Voya Investment Management, a leading entity in the financial services industry, has strategically appointed Scott Brady as the head of Intermediary Business Development. This pivotal move is aimed at enhancing Voya's capabilities to expand its intermediary business, leveraging Brady's vast experience to strengthen the company's market position and stimulate growth in its investment management sector. V

oya Financial, trading under the symbol NYSE:VOYA, has garnered positive analyst attention. On October 7, 2025, Morgan Stanley reaffirmed its "Overweight" rating on Voya, with the stock priced at approximately $75.09. This rating reflects confidence in Voya's growth potential and is in line with the company's strategic moves, including Brady's appointment.

Morgan Stanley has also uplifted Voya's price target from $90 to $91, signaling optimism about the company's future performance. The price-to-earnings (P/E) ratio of 13.37 and a price-to-sales ratio of 0.92 suggest that the market values Voya's earnings favorably, presenting an attractive investment opportunity. Voya's financial metrics further underscore its robust position. With an enterprise value to sales ratio of 1.04 and an enterprise value to operating cash flow ratio of 5.94, the company demonstrates strong cash generation capabilities.

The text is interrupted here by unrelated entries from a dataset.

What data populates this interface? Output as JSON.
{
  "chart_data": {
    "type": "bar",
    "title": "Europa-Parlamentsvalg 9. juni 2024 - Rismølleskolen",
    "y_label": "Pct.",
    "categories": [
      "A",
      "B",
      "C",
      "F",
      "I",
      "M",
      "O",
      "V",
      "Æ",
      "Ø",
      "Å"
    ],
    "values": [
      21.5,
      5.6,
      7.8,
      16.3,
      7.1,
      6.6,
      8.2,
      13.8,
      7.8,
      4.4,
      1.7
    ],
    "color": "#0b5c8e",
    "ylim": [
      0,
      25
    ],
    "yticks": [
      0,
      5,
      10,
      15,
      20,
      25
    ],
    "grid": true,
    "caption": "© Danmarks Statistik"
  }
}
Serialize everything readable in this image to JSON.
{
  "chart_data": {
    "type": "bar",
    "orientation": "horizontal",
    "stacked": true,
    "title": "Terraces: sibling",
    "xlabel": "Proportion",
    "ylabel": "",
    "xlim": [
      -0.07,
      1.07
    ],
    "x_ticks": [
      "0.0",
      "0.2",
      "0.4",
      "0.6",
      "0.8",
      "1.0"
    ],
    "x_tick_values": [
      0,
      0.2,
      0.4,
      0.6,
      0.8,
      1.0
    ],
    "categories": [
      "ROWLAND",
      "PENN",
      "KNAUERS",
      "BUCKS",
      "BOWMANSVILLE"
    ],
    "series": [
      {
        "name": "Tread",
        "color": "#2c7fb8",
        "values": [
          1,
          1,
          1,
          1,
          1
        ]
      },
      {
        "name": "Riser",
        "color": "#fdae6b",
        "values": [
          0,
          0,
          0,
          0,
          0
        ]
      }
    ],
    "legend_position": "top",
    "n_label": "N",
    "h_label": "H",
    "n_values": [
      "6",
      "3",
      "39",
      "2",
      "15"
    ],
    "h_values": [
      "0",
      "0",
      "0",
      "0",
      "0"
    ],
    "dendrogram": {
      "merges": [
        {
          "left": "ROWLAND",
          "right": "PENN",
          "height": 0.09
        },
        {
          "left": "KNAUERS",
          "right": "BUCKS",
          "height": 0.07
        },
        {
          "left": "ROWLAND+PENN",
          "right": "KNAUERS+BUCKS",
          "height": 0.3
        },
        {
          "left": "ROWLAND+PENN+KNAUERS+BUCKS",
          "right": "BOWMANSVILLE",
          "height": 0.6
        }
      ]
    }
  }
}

An earnings yield of 7.48% offers a compelling return on investment, appealing to value investors. Moreover, a debt-to-equity ratio of 0.45 indicates a moderate level of debt, suggesting a balanced financial structure. The current ratio of 27.17 highlights Voya's strong liquidity, ensuring its ability to meet short-term obligations. These financial strengths are pivotal to Voya's strategic initiatives and its commitment to growth in the investment management sector.